La question de la résistance était-elle systématiquement posée aux témoins ?
A.W. Pas du tout. C’est un mythe qu’Hannah Arendt s’est chargée de propager. Cette question n’a été posée par le procureur Hausner qu’à quatre reprises et non pas systématiquement. Contrairement à ce que prétend Hannah Arendt, les témoins répondent à cette question. Ils ne se murent pas dans le silence, mais ils décrivent avec précision à quel point ils étaient épuisés, affamés, démoralisés et affectés par la mort des leurs. Dans ce contexte, il leur était difficile de résister.

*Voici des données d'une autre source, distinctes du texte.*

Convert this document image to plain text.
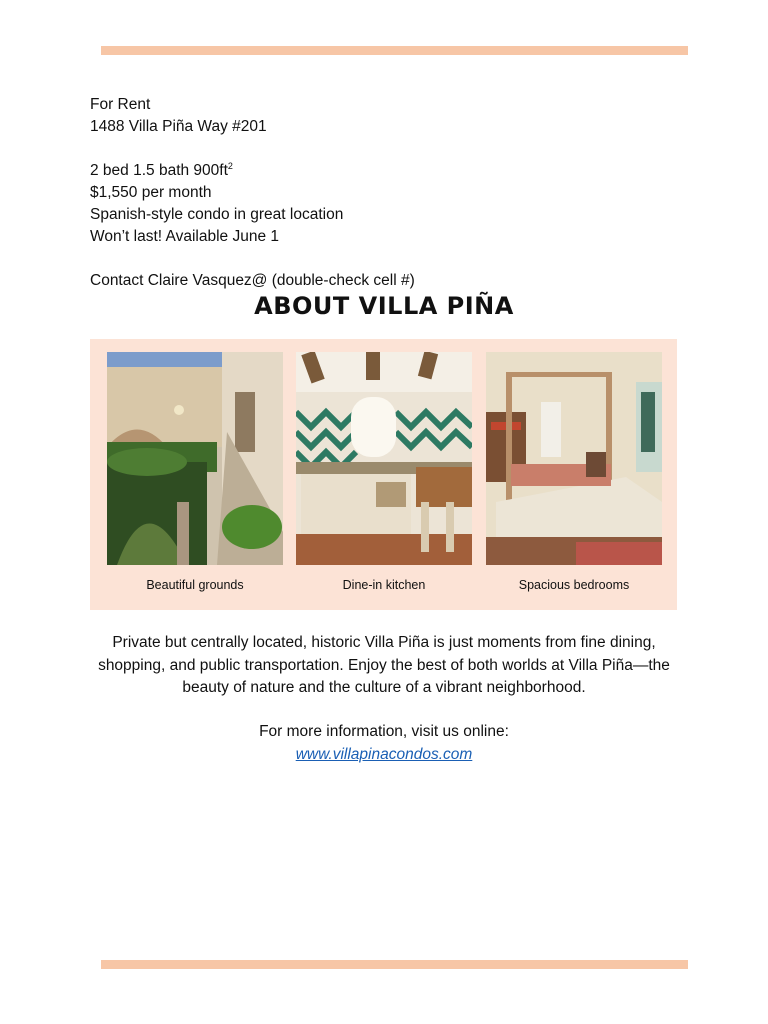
For Rent
1488 Villa Piña Way #201
2 bed 1.5 bath $900ft^2$
$1,550 per month
Spanish-style condo in great location
Won’t last! Available June 1
Contact Claire Vasquez@ (double-check cell #)
ABOUT VILLA PIÑA
Beautiful grounds	Dine-in kitchen	Spacious bedrooms
Private but centrally located, historic Villa Piña is just moments from fine dining, shopping, and public transportation. Enjoy the best of both worlds at Villa Piña—the beauty of nature and the culture of a vibrant neighborhood.
For more information, visit us online:
www.villapinacondos.com
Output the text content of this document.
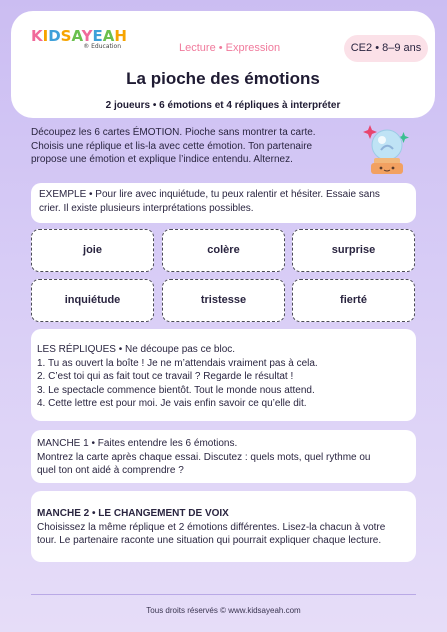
KIDSAYEAH
® Education	Lecture • Expression	CE2 • 8–9 ans
La pioche des émotions
2 joueurs • 6 émotions et 4 répliques à interpréter
Découpez les 6 cartes ÉMOTION. Pioche sans montrer ta carte.
Choisis une réplique et lis-la avec cette émotion. Ton partenaire
propose une émotion et explique l’indice entendu. Alternez.
EXEMPLE • Pour lire avec inquiétude, tu peux ralentir et hésiter. Essaie sans
crier. Il existe plusieurs interprétations possibles.
joie	colère	surprise
inquiétude	tristesse	fierté
LES RÉPLIQUES • Ne découpe pas ce bloc.
1. Tu as ouvert la boîte ! Je ne m’attendais vraiment pas à cela.
2. C’est toi qui as fait tout ce travail ? Regarde le résultat !
3. Le spectacle commence bientôt. Tout le monde nous attend.
4. Cette lettre est pour moi. Je vais enfin savoir ce qu’elle dit.
MANCHE 1 • Faites entendre les 6 émotions.
Montrez la carte après chaque essai. Discutez : quels mots, quel rythme ou
quel ton ont aidé à comprendre ?
MANCHE 2 • LE CHANGEMENT DE VOIX
Choisissez la même réplique et 2 émotions différentes. Lisez-la chacun à votre
tour. Le partenaire raconte une situation qui pourrait expliquer chaque lecture.
Tous droits réservés © www.kidsayeah.com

Il n’y a donc eu aucune gêne des témoins pour répondre à cette question et ceux-ci ont expliqué sans problème les conditions tragiques et inimaginables dans lesquelles ils étaient.
Que vous inspire le film Un spécialiste d’Eyal Sivan et Rony Brauman et les montages qu’ils ont commis ?

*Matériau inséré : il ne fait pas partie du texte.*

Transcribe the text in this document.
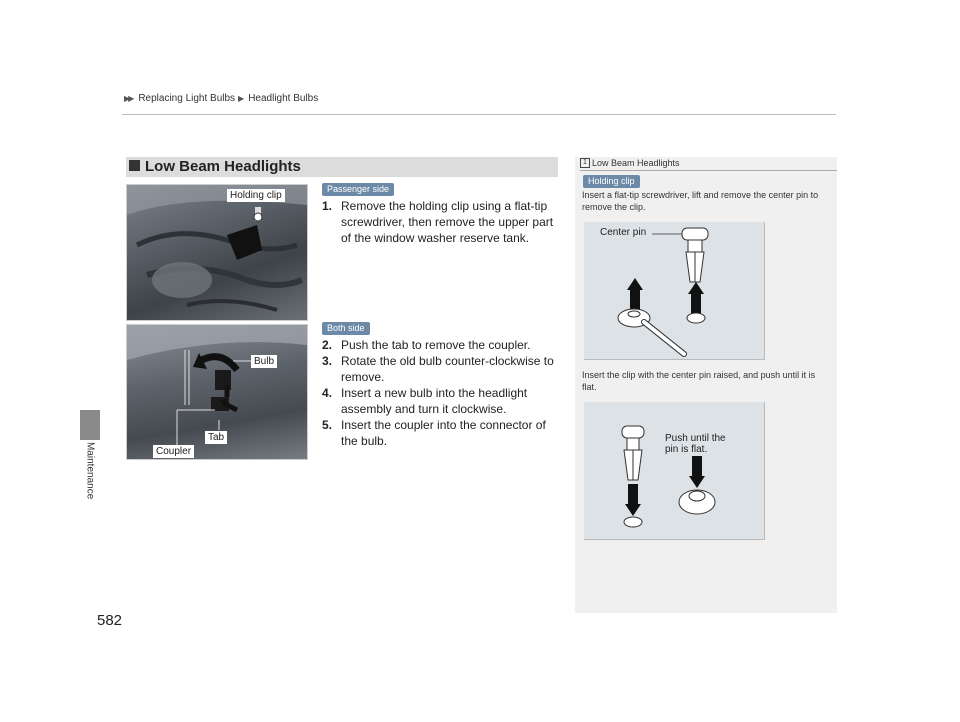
▶▶ Replacing Light Bulbs ▶ Headlight Bulbs
Maintenance
582
Low Beam Headlights
Holding clip
Bulb
Tab
Coupler
Passenger side
1. Remove the holding clip using a flat-tip screwdriver, then remove the upper part of the window washer reserve tank.
Both side
2. Push the tab to remove the coupler.
3. Rotate the old bulb counter-clockwise to remove.
4. Insert a new bulb into the headlight assembly and turn it clockwise.
5. Insert the coupler into the connector of the bulb.
1 Low Beam Headlights
Holding clip
Insert a flat-tip screwdriver, lift and remove the center pin to remove the clip.
Center pin
Insert the clip with the center pin raised, and push until it is flat.
Push until the
pin is flat.
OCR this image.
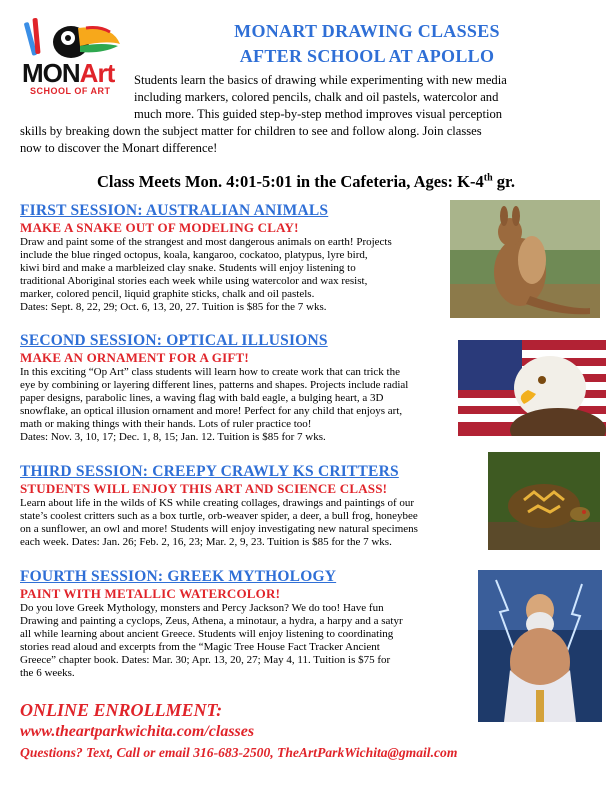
MONArt
SCHOOL OF ART
MONART DRAWING CLASSES
AFTER SCHOOL AT APOLLO
Students learn the basics of drawing while experimenting with new media
including markers, colored pencils, chalk and oil pastels, watercolor and
much more. This guided step-by-step method improves visual perception
skills by breaking down the subject matter for children to see and follow along. Join classes
now to discover the Monart difference!
Class Meets Mon. 4:01-5:01 in the Cafeteria, Ages: K-4th gr.
FIRST SESSION: AUSTRALIAN ANIMALS
MAKE A SNAKE OUT OF MODELING CLAY!
Draw and paint some of the strangest and most dangerous animals on earth! Projects
include the blue ringed octopus, koala, kangaroo, cockatoo, platypus, lyre bird,
kiwi bird and make a marbleized clay snake. Students will enjoy listening to
traditional Aboriginal stories each week while using watercolor and wax resist,
marker, colored pencil, liquid graphite sticks, chalk and oil pastels.
Dates: Sept. 8, 22, 29; Oct. 6, 13, 20, 27. Tuition is $85 for the 7 wks.
SECOND SESSION: OPTICAL ILLUSIONS
MAKE AN ORNAMENT FOR A GIFT!
In this exciting “Op Art” class students will learn how to create work that can trick the
eye by combining or layering different lines, patterns and shapes. Projects include radial
paper designs, parabolic lines, a waving flag with bald eagle, a bulging heart, a 3D
snowflake, an optical illusion ornament and more! Perfect for any child that enjoys art,
math or making things with their hands. Lots of ruler practice too!
Dates: Nov. 3, 10, 17; Dec. 1, 8, 15; Jan. 12. Tuition is $85 for 7 wks.
THIRD SESSION: CREEPY CRAWLY KS CRITTERS
STUDENTS WILL ENJOY THIS ART AND SCIENCE CLASS!
Learn about life in the wilds of KS while creating collages, drawings and paintings of our
state’s coolest critters such as a box turtle, orb-weaver spider, a deer, a bull frog, honeybee
on a sunflower, an owl and more! Students will enjoy investigating new natural specimens
each week. Dates: Jan. 26; Feb. 2, 16, 23; Mar. 2, 9, 23. Tuition is $85 for the 7 wks.
FOURTH SESSION: GREEK MYTHOLOGY
PAINT WITH METALLIC WATERCOLOR!
Do you love Greek Mythology, monsters and Percy Jackson? We do too! Have fun
Drawing and painting a cyclops, Zeus, Athena, a minotaur, a hydra, a harpy and a satyr
all while learning about ancient Greece. Students will enjoy listening to coordinating
stories read aloud and excerpts from the “Magic Tree House Fact Tracker Ancient
Greece” chapter book. Dates: Mar. 30; Apr. 13, 20, 27; May 4, 11. Tuition is $75 for
the 6 weeks.
ONLINE ENROLLMENT:
www.theartparkwichita.com/classes
Questions? Text, Call or email 316-683-2500, TheArtParkWichita@gmail.com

S.L. C’est à travers Hannah Arendt, les polémiques autour de son livre et le film d’Eyal Sivan que le procès Eichmann est entré dans la mémoire française. Un spécialiste offre les images du procès Eichmann à un public qui n’en a pas une connaissance approfondie. Lors de la sortie du film, toute l’attention s’est portée sur les effets produits par le cinéaste autour de l’utilisation du numérique. Ce débat a détourné l’attention de la véritable manipulation : le montage. Ce travail de montage prend pour fil rouge le récit d’Hannah Arendt ou plutôt la lecture parfois biaisée qu’en font Sivan et Brauman. Le travail de montage auquel le réalisateur s’est livré était difficilement discernable par le spectateur lambda. C’est cette analyse minutieuse à laquelle s’est livré Stewart Tryster en revenant aux images de Leo Hurwitz. Lorsqu’il travaillait au Spielberg Jewish Film Archive de l’Université de Jérusalem, des cinéastes lui passaient commande d’extraits d’Un Spécialiste que Tryster ne retrouvait pas dans les archives. Il a donc entrepris de comparer le film avec les enregistrements d’origine. Il a alors découvert que Sivan avait construit de nombreuses séquences en assemblant des plans issus de différents moments du procès, jusqu’à créer de toutes pièces des événements qui n’avaient pas eu lieu. L’exemple le plus saisissant est celui du témoin Abraham Lindwasser, membre du sonderkommando de Treblinka. Dans le film de Sivan, le procureur Hausner lui demande pourquoi il n’a pas résisté et, pour toute réponse, on voit Lindwasser muré dans le silence, au bord des larmes. Lorsqu’on compare cette séquence d’Un spécialiste avec les archives du procès filmé par Hurwitz, on s’aperçoit qu’il s’agit d’une question posée à un autre témoin. Si Lindwasser est en larmes, c’est parce qu’il raconte comment il découvrit à Treblinka le cadavre de sa sœur. Eyal Sivan a ici franchi les limites de la licence poétique qui entre en contradiction avec le droit moral des témoins, et tout particulièrement des petits, des sans-grade. Prenant comme grille de lecture leur interprétation du récit d’Hannah Arendt, Sivan et Brauman construisent donc, à partir de fragments épars réassemblés, un procès qui n’a pas eu lieu. Ils rompent ainsi le pacte de confiance entre le réalisateur et le spectateur qui n’a aucun moyen de repérer cette manipulation. Cette manipulation ne permet pas non plus au spectateur d’avoir la distance critique nécessaire pour comprendre ce qu’il voit.